For Andreu, movement is meaning, the paintbrush that generates the image from the limited material on her palette, or rather, to speak in a much more literal way, the camera that substitutes for the eye is a window to the soul, as it explores he surrounding space, extrapolates the different elements and is drawn into, or withdrawn from, the objects on which it alights. The artist, seeing but unseen either moves the camera, that fixes on its subject, or moves the object into and out of focus. Either way, it is her hand, unseen, that consciously manipulates the image. At a further extension still, it may be her hand on the computer mouse, that gives free, and physical, play to her imagination. And we, as observers, are drawn into these movements of the hand, the camera and the object, and the movements of the soul that set these processes in motion.

So what are we left with are not so much ´mostres´, or ´samples´, as ´prises´(´prises de vue´, ´prises de conscience´), which might be rendered in the almost unworkable translation, ´captures´(´captives´, maybe? Or the more transitive ´capturings´?). Thus, the hand holding the camera of the mouse captures the movement with the sweep of a gesture, as an image whose very prolongation in time generates new meaning, both in our perceptions and in our interpretation of these. (The artist sees a literary equivalent to this in one of her favourite works of literature, Lawrence Sterne´s Tristram Shandy, where all the elements of the narration undergo a constant process of transformation, as its forward movement generates fresh, and surprising, meanings.

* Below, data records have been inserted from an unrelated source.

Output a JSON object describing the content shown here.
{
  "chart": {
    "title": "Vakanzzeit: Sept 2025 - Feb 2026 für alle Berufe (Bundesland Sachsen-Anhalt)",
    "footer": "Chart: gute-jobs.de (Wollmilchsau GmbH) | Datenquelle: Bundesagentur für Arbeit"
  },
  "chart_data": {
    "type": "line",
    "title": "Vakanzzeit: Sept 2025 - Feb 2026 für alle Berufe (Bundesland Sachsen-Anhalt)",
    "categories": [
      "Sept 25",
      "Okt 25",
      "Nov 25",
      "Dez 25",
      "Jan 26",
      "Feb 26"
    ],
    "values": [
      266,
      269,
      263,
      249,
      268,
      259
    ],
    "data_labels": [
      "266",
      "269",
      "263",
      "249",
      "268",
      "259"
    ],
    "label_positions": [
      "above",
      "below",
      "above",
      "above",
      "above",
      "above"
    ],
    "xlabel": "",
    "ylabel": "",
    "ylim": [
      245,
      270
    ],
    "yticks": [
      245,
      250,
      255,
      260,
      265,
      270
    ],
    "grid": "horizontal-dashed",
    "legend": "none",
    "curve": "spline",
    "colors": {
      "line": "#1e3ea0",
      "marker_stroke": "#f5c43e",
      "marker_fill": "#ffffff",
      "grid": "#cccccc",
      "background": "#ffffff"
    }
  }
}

Finally, in addition to these syncretic methods touched on above, we find a constant shifting of meaning and displacement, from one object to another, of one idea to another, and of one technique of representation of reality, to another, almost by a process of contagion, in accordance with arbitrary, but predictable rules. A comparison for this might be found, again, in literature, - in James Joyce´s Ulysses, for example, - where words take on a life of their own and assume new meanings that are beyond the conscious control of the author, but rich in texture, sound and evocative associations. At a deeper level, we are reminded of the interrelatedness of everything, and the way this serves to bring out the underlying unity of the creative process. Through her virtuoso improvisation, the artist lays siege to the possibility of deeper significance. In Bachelard´s evocative phrase: ´The world pulse beats at my door´.